# Recommend some gloves



## BackLoafRiver (May 19, 2010)

Hey all,

After a season and then some, my gloves have reached the end of their usefulness.  They were some Trek half fingers I picked up at the LBS.  Are all MTB gloves created equal?  Suggestions?


----------



## o3jeff (May 19, 2010)

I've been using Fox Digit full finger and they seem to be holding up really well after a few washings.


----------



## wa-loaf (May 19, 2010)

o3jeff said:


> I've been using Fox Digit full finger and they seem to be holding up really well after a few washings.



I just got a pair of these. My finger tips were slipping with the half finger ones on Scott's ride.


----------



## bvibert (May 19, 2010)

I prefer full finger gloves.  I just pick up whatever comes along on chainlove for cheap.  I seem to get about a year out of my gloves, so I like to keep them cheap.  I'm not big on washing them, so after a season I'm looking to replace them whether they're worn or not. 

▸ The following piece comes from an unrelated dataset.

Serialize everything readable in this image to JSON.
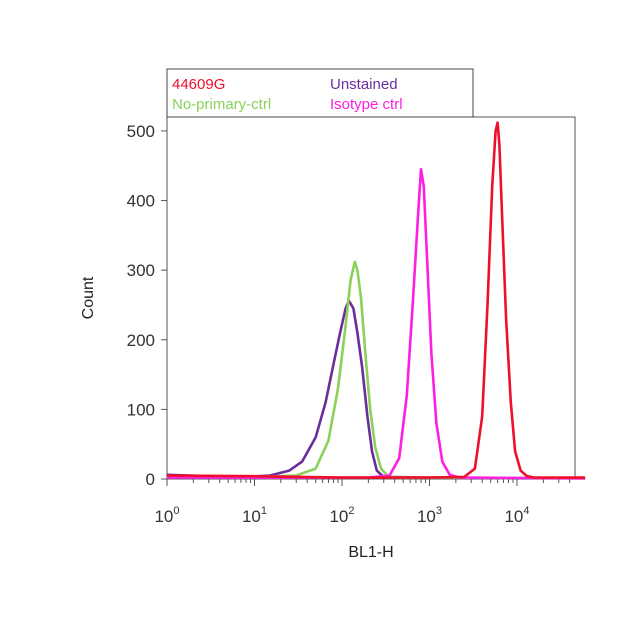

I have some Dakine something or other now that seem okay.  I have close to 100 miles on them with no real sign of wear.  The little grippies on the fingers seem like they're starting to peel off though...


----------



## Greg (May 19, 2010)

Fox full-finger. I think they might be Digit gloves. The seem very durable. I got almost 2 seasons out of a pair of Dakines so they're good too. Just get whatever is cheap. I prefer full-finger though.


----------